DTB, which stands for Down the Bayou, is a smartly conceived salute to coastal Cajun cuisine, presented with a healthy dash of creative interpretation. Chef/owner Carl Schaubhut and chef de cuisine Jacob Hammel riff off of the region's traditional dishes, refining them with lighter ingredients and plenty of attention to detail. The rustic-meets-modern restaurant is lovely, hung with faux Spanish moss and warmed by burnished light wood and textured art. Expect wonderful Gulf seafood and fresh seasonal produce along with a fab cocktail program from award-winning cocktail maven Lu Brow. Try the earthy swine-free mushroom "boudin" balls, fried cornbread bites with bacon marmalade and the succulent 48-hour short rib served with butter braised turnips, baked grits, fermented pepper jelly jus. Brunch is a great option, thanks to savories like brisket debris Benedict and cornmeal waffles. Booze it up with bottomless mimosas for $15 and half-off local draft, wine and champagne.
There is no better way to begin a New Orleans weekend morning than brunch at Dante's Kitchen, where delectable dishes offer playful twists on Creole comfort food.
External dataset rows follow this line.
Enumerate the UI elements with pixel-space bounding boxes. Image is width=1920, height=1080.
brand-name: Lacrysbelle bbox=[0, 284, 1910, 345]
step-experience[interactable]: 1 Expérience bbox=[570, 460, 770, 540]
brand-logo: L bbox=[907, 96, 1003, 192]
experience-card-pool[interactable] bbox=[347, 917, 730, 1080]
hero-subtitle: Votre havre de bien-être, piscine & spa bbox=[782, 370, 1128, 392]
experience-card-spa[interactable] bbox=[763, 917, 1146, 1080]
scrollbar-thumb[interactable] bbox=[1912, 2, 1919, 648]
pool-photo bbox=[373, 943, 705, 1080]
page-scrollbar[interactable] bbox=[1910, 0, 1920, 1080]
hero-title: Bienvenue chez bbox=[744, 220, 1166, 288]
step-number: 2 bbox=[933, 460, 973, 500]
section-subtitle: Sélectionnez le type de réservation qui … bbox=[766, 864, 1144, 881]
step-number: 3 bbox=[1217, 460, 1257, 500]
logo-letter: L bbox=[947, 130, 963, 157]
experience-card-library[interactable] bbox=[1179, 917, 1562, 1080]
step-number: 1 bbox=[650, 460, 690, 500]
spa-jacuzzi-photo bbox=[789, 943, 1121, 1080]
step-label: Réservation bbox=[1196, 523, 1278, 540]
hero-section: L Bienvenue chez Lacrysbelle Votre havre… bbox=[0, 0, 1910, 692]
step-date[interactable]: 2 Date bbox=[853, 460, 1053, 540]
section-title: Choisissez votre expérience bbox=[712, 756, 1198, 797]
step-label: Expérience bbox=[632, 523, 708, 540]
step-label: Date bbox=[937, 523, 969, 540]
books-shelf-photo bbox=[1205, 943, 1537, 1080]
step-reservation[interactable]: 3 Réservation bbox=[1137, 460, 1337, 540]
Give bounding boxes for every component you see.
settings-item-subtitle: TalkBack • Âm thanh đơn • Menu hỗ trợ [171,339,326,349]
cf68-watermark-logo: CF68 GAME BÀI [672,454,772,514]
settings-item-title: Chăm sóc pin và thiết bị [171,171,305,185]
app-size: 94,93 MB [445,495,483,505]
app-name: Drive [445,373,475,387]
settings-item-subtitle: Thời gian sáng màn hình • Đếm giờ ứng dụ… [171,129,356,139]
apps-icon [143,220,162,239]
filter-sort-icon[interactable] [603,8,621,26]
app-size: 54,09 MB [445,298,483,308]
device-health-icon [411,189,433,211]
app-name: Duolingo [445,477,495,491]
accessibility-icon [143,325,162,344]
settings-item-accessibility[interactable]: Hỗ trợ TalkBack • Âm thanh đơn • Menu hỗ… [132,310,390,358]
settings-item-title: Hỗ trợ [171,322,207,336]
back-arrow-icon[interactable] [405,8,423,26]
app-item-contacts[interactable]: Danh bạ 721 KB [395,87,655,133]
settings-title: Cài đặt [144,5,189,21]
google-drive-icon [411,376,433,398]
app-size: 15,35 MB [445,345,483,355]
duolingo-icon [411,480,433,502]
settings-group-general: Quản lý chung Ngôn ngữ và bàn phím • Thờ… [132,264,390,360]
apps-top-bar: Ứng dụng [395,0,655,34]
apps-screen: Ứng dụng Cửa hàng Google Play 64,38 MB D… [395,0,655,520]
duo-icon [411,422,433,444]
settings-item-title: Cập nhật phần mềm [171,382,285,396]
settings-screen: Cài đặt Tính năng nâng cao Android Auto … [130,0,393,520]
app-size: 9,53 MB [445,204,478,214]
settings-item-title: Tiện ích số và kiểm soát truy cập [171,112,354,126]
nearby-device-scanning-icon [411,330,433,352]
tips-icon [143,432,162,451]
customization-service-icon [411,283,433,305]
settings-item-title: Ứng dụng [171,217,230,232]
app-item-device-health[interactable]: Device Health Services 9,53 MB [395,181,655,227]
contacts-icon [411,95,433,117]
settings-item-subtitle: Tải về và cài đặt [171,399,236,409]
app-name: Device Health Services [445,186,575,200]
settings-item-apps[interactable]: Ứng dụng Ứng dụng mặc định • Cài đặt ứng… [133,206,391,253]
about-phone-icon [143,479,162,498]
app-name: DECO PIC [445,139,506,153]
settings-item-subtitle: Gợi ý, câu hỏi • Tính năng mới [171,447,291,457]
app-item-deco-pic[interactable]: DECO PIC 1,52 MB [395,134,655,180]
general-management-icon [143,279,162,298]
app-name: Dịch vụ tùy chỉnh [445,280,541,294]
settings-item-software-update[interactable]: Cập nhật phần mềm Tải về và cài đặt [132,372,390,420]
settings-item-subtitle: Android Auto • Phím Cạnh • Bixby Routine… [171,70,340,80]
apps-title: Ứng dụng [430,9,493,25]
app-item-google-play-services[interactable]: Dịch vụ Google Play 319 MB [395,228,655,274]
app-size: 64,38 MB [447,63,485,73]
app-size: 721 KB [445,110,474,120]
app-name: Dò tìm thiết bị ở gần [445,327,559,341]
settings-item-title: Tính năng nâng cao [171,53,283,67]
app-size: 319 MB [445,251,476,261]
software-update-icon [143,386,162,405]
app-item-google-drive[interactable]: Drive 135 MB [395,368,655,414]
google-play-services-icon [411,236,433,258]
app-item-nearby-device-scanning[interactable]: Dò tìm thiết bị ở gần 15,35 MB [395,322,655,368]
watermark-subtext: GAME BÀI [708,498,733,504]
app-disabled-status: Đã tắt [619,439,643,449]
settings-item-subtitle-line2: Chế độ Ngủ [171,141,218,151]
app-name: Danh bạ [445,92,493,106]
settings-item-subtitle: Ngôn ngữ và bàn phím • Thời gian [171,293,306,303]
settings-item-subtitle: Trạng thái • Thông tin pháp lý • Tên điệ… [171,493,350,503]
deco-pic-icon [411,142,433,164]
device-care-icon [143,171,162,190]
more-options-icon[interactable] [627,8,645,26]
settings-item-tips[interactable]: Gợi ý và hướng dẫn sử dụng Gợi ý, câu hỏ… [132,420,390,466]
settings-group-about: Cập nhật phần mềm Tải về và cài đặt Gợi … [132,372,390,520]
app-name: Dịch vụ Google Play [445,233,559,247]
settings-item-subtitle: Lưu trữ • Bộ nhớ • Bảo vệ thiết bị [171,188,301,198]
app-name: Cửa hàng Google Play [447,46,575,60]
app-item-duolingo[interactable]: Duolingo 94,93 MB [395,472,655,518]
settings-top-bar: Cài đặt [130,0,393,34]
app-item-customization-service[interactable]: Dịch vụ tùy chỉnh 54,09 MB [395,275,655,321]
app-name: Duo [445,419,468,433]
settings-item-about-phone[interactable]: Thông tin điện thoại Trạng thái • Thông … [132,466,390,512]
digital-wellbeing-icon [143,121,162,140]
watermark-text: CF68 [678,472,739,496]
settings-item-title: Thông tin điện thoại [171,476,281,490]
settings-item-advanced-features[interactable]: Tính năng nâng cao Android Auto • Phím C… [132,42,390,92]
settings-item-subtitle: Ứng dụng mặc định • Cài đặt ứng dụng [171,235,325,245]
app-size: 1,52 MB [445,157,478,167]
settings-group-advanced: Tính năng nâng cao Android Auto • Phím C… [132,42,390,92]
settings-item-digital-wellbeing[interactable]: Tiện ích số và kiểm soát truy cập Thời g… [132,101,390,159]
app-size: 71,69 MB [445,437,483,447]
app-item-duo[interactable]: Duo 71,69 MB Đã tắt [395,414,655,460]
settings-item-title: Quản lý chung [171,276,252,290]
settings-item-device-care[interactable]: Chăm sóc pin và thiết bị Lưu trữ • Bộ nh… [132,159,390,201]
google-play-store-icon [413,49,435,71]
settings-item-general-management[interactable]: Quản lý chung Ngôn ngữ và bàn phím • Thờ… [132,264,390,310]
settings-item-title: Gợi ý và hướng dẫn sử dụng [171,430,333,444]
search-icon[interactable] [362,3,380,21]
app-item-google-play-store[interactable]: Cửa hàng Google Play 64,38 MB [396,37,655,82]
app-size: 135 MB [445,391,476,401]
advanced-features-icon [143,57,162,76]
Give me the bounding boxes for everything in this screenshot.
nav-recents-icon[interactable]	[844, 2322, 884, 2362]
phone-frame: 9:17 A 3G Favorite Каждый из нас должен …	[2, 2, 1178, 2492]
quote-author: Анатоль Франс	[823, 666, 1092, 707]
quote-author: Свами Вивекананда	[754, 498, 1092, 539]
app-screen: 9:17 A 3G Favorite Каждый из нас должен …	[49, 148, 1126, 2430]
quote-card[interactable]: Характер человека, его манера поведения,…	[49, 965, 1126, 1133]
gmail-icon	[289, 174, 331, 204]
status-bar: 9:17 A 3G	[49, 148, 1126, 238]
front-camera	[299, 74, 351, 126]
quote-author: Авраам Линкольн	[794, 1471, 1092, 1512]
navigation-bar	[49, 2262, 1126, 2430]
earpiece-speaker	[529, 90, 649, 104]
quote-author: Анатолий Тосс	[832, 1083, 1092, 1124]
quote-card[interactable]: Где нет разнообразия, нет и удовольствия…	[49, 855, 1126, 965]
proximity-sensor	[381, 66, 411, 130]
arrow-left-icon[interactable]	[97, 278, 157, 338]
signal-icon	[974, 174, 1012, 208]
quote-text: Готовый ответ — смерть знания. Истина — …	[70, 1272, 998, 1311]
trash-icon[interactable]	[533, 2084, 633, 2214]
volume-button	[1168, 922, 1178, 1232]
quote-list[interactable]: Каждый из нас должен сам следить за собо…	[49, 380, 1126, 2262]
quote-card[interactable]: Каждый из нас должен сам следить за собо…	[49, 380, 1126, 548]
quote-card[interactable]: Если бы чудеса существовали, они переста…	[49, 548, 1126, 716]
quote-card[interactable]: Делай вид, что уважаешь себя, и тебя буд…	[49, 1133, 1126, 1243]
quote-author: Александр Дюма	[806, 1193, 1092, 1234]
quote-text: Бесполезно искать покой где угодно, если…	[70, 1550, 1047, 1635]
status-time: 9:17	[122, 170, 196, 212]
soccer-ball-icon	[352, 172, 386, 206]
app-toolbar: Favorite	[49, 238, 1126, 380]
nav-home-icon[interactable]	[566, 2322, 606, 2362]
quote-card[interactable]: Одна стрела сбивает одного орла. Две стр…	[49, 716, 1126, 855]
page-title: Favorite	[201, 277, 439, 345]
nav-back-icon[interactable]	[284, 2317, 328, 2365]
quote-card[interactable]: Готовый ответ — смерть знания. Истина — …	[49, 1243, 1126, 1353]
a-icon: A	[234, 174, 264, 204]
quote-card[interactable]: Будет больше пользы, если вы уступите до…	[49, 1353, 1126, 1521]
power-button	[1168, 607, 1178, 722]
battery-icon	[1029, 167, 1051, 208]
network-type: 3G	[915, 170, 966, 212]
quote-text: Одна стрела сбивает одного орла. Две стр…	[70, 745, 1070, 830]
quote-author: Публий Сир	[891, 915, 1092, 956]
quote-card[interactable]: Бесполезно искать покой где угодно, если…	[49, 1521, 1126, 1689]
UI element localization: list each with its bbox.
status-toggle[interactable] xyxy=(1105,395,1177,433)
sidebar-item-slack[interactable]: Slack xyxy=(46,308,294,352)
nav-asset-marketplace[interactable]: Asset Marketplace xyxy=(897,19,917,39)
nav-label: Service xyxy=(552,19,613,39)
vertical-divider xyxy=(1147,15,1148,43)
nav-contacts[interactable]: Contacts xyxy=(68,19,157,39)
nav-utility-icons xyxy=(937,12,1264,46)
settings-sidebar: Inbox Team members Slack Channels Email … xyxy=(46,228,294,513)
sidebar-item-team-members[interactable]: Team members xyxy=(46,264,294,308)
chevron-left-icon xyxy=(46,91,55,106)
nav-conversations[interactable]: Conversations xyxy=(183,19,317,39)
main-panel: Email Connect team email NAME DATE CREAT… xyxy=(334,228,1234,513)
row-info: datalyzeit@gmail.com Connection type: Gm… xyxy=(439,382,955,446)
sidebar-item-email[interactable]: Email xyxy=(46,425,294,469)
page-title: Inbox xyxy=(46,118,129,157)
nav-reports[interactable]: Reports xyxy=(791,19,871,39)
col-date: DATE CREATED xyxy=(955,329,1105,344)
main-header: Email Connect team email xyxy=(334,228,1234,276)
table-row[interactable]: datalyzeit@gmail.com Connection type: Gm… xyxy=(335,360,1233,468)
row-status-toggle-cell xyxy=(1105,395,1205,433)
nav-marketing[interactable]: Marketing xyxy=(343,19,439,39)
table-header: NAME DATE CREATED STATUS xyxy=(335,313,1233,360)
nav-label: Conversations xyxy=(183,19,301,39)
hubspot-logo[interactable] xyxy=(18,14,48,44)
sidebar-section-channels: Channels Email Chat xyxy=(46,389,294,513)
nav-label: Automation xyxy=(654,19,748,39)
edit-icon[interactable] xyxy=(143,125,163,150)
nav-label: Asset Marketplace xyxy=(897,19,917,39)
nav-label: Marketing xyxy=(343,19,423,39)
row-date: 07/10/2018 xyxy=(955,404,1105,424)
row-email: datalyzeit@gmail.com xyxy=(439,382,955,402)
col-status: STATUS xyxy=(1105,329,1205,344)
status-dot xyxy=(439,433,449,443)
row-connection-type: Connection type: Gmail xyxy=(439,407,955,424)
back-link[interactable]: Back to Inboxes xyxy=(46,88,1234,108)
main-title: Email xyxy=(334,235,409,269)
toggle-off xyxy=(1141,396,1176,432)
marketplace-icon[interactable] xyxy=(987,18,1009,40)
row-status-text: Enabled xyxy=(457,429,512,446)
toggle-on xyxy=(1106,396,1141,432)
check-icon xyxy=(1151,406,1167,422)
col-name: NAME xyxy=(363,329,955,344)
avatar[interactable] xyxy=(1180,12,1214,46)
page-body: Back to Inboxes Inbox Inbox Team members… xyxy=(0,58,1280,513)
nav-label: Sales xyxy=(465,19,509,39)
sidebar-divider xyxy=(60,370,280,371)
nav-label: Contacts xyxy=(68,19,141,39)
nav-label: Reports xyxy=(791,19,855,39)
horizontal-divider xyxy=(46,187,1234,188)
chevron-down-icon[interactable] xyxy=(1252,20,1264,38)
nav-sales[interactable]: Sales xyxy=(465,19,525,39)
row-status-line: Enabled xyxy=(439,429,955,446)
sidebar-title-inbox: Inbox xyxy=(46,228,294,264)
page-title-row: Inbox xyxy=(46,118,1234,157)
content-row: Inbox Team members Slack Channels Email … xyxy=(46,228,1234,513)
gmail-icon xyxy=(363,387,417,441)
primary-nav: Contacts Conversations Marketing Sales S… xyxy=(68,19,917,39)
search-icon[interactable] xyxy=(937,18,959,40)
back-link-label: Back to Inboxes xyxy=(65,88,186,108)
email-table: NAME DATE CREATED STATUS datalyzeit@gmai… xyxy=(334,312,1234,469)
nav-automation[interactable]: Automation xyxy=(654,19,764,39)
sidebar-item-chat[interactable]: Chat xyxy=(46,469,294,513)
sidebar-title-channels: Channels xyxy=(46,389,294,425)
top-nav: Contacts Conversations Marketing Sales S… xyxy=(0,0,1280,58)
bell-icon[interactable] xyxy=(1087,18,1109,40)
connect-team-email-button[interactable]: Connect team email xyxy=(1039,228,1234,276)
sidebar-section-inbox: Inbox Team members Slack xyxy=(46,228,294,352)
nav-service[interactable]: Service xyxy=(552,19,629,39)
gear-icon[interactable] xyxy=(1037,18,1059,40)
This local gem's charming dining rooms and tropical patio provide a wonderful setting for sipping the perfect Bloody Mary and indulging in morning masterpieces like decadent homemade breakfast breads, brioche French toast and a deliciously genius version of eggs Benedict, featuring rosemary-crusted pork and honey on a buttermilk biscuit. Located right on the Riverbend, take the St. Charles streetcar (the green one) Uptown for a delicious meal followed by a stroll along the Mississippi.